Rzecz opowiedziana zostanie za pomocą ruchomej scenografii i mappingu. - Zaczyna się od tego, że Aurelka i jej kolega Emeryk znajdują się w przestrzeni szarego blokowiska - zapowiada reżyserka. - W pewien sposób ta historia jest rodzajem wędrówki w wyobraźnię dziecka. Wędrówką, która powoduje zmianę nie tylko w Aurelce, ale w całym blokowisku.
Scenariusz napisała sama autorka. - Roksana Jędrzejewska-Wróbel jest fantastycznym autorem, ma niesamowitą wrażliwość na widza i duże doświadczenie, spotyka się ze swoimi czytelnikami, czyta im baśnie, rozumie ich i wie, jak do nich trafić.

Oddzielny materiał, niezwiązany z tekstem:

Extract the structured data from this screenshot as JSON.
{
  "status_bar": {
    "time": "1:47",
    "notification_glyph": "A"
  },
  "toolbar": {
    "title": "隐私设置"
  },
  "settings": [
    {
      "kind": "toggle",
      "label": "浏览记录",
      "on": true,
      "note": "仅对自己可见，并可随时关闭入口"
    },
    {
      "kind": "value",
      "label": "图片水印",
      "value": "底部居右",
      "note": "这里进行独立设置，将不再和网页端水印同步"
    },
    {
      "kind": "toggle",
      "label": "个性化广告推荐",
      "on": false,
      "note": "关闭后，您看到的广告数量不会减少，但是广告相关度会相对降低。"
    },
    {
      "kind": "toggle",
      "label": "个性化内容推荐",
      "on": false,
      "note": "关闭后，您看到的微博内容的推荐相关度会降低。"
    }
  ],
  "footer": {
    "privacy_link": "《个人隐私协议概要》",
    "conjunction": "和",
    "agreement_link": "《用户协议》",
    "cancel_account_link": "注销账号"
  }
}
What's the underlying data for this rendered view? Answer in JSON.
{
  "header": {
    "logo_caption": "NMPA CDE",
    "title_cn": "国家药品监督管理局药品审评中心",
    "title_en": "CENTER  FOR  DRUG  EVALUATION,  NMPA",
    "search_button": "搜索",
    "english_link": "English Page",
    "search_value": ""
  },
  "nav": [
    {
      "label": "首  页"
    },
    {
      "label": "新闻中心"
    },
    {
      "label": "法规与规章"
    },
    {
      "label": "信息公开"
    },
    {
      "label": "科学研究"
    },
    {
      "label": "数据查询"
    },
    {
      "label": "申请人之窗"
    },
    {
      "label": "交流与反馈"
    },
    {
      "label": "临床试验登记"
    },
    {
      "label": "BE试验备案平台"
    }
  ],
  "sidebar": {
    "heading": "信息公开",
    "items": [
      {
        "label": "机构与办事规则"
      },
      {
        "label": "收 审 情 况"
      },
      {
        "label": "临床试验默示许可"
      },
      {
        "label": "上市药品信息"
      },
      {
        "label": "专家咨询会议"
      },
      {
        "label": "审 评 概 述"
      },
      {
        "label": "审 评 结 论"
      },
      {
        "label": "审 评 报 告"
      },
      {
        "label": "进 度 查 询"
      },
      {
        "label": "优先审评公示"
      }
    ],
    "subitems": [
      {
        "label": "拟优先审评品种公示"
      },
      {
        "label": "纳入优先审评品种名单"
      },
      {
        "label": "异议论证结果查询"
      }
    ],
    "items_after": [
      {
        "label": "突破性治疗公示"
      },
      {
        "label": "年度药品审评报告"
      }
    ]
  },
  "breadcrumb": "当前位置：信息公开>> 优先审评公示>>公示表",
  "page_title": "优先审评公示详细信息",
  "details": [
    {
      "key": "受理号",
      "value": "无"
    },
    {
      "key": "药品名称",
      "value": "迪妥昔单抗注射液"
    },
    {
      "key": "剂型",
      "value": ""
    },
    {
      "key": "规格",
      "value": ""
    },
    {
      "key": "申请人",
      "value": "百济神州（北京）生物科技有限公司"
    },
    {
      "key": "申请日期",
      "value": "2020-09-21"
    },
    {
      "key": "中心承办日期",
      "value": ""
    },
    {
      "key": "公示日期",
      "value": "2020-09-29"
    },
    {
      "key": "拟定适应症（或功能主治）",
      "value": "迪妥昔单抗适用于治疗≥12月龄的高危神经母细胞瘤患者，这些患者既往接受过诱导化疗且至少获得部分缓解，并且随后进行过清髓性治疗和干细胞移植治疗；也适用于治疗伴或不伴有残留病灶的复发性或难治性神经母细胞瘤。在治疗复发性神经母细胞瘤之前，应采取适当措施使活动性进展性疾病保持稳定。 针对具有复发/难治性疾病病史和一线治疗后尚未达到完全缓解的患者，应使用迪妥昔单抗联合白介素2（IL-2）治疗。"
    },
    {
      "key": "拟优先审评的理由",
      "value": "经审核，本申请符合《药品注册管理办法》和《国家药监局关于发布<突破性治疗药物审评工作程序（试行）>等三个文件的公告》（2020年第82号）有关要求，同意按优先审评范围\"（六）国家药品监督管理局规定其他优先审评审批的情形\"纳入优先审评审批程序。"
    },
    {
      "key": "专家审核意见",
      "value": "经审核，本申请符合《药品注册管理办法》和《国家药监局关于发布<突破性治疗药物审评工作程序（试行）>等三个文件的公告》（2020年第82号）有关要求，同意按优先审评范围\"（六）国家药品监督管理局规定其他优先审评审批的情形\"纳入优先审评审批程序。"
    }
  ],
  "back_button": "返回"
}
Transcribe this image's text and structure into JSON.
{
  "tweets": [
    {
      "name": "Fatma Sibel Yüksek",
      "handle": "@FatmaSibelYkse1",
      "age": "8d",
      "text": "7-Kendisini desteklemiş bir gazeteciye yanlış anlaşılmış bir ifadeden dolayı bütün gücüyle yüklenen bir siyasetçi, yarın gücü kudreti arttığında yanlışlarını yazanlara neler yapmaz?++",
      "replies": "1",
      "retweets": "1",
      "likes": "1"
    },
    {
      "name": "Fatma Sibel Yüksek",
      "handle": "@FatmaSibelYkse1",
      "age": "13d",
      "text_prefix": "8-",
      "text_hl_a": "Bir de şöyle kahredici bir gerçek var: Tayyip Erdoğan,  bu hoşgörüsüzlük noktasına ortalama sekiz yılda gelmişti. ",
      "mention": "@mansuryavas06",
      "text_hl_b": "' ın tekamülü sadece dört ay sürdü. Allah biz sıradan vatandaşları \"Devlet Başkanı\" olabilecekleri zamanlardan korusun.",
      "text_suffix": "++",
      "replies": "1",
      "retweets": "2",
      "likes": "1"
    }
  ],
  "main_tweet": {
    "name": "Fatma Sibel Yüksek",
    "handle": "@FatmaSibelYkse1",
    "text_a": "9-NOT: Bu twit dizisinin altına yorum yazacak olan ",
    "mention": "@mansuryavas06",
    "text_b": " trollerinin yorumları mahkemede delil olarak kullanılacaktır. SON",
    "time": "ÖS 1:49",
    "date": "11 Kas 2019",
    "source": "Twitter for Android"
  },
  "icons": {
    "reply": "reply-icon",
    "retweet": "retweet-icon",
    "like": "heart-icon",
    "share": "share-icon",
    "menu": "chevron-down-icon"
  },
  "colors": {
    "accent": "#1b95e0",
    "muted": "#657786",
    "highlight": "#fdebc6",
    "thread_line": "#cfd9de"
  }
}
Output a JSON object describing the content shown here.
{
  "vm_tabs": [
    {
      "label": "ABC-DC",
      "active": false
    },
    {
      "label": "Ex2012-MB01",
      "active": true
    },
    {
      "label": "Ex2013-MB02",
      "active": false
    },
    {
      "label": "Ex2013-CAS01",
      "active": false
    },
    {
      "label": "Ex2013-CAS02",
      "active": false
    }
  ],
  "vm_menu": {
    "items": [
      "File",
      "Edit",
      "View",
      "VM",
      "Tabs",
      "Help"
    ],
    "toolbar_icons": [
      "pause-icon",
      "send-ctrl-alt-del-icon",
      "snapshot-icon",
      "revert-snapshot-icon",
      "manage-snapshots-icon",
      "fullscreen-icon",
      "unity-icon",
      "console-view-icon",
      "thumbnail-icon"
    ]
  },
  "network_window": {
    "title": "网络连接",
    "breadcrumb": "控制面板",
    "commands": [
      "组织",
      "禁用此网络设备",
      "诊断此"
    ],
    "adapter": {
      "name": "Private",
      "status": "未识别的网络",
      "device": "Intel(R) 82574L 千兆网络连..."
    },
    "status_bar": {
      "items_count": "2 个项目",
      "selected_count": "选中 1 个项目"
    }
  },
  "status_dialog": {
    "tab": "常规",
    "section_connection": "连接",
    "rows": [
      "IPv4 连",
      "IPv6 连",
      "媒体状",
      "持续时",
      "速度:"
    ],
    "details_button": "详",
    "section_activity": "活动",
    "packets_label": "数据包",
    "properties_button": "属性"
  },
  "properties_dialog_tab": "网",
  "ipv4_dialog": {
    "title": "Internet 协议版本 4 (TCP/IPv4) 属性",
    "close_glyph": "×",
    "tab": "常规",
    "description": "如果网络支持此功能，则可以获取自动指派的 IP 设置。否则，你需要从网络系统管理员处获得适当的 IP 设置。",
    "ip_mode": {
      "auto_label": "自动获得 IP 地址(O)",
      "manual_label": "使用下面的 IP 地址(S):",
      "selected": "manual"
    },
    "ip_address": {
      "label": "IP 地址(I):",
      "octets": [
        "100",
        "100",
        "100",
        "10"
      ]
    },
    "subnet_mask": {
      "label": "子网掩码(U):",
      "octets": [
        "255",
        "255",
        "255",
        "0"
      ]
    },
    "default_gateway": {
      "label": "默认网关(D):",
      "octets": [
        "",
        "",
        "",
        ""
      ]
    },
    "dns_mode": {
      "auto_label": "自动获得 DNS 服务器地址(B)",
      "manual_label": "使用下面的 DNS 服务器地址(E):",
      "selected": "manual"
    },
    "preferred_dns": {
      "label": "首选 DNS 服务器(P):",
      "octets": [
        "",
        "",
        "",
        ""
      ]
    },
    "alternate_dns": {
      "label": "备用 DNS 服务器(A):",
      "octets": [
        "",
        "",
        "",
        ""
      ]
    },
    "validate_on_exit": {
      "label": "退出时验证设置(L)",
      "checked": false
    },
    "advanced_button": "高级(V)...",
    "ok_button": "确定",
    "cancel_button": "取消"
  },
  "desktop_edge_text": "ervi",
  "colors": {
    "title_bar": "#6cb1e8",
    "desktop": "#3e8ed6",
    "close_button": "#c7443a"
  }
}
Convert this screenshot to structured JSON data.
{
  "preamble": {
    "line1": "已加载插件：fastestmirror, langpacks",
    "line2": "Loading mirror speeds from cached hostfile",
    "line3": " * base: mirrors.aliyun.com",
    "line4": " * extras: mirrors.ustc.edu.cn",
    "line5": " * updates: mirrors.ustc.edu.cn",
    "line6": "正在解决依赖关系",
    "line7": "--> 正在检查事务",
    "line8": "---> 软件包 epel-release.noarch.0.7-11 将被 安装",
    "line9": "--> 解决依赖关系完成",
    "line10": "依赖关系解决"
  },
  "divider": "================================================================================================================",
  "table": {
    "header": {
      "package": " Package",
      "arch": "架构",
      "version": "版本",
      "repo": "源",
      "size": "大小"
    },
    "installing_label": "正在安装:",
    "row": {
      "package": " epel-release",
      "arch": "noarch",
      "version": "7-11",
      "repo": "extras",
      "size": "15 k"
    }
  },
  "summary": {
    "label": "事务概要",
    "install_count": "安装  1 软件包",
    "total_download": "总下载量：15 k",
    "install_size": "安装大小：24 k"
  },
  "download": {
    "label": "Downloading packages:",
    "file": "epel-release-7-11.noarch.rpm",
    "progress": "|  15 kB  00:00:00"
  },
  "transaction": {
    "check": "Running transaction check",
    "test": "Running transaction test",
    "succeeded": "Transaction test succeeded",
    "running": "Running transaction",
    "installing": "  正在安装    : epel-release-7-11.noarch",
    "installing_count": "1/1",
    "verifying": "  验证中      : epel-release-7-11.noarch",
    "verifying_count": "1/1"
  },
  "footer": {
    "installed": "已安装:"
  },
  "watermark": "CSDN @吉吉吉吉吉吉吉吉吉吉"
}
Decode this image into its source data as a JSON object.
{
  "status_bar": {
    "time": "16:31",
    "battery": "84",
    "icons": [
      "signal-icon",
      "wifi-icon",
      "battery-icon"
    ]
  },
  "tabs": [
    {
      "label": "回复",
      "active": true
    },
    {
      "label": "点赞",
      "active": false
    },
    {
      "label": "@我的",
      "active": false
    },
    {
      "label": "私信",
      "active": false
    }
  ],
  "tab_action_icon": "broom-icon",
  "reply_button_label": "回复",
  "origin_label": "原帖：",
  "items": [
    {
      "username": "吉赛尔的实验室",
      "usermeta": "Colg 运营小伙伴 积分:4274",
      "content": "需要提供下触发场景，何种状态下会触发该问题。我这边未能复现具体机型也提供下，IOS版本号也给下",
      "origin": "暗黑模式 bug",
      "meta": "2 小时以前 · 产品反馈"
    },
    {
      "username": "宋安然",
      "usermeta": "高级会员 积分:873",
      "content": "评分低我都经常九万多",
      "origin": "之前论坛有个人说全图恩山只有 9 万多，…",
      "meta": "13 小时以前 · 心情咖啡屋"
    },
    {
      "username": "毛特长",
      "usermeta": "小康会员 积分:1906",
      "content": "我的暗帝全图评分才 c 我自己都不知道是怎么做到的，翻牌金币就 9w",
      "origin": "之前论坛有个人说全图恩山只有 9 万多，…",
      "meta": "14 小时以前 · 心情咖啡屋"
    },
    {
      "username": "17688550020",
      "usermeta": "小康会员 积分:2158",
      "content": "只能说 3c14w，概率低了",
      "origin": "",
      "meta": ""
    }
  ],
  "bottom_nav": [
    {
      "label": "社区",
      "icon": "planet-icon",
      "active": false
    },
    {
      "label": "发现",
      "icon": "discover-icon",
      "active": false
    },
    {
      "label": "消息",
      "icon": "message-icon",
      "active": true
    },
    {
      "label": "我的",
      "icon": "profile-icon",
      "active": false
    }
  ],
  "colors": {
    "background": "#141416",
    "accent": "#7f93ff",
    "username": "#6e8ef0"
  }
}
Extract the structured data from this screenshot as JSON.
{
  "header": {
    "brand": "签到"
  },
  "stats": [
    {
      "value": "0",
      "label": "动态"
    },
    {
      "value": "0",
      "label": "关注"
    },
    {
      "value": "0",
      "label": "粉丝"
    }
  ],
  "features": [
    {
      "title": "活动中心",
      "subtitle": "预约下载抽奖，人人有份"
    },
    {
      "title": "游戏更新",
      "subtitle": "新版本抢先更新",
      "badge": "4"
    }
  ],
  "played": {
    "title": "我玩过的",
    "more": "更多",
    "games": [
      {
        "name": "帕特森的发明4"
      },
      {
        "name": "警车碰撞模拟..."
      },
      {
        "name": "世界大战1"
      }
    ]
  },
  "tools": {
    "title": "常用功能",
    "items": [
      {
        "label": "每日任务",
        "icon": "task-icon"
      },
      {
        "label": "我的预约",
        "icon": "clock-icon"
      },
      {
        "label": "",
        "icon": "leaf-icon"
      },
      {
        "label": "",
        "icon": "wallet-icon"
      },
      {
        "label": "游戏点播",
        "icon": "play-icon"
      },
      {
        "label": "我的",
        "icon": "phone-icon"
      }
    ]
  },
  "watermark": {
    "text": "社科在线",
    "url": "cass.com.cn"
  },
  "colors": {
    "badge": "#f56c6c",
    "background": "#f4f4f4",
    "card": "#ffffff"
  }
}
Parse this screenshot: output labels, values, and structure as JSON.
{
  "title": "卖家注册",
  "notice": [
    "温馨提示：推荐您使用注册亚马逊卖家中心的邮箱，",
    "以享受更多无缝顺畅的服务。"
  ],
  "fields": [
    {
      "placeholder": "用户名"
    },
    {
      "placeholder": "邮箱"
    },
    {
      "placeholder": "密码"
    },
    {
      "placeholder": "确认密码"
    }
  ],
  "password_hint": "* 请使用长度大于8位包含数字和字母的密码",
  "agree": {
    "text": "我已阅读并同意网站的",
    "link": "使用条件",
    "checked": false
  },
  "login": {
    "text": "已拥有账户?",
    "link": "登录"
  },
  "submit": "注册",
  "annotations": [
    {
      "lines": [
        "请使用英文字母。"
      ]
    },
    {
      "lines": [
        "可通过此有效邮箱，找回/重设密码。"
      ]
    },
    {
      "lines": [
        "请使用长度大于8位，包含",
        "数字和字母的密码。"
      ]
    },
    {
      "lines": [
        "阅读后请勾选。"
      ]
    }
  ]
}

Niecałe 10 lat temu tytuł wygrał Konkurs na Najlepszą Książkę Dziecięcą organizowany przez Empik. "Aurelka" jest jednym z ulubionych tytułów dzieci, ich hitem czytelniczym.
- To mnie bardziej odstręczało niż zachęcało, bo dzieci mają już wtedy wyobrażenie pewnego świata i walka z nim jest bardzo trudno. Ale postawiłam sobie wyzwanie - tłumaczy reżyser.
Prapremiera w Pleciudze 22 września (godz. 17), kolejne przedstawienie 23 września o godz. 11, potem 25-28 września i 16-21 października. Bilety kosztują 34-15 zł. Dla dzieci od 5 lat.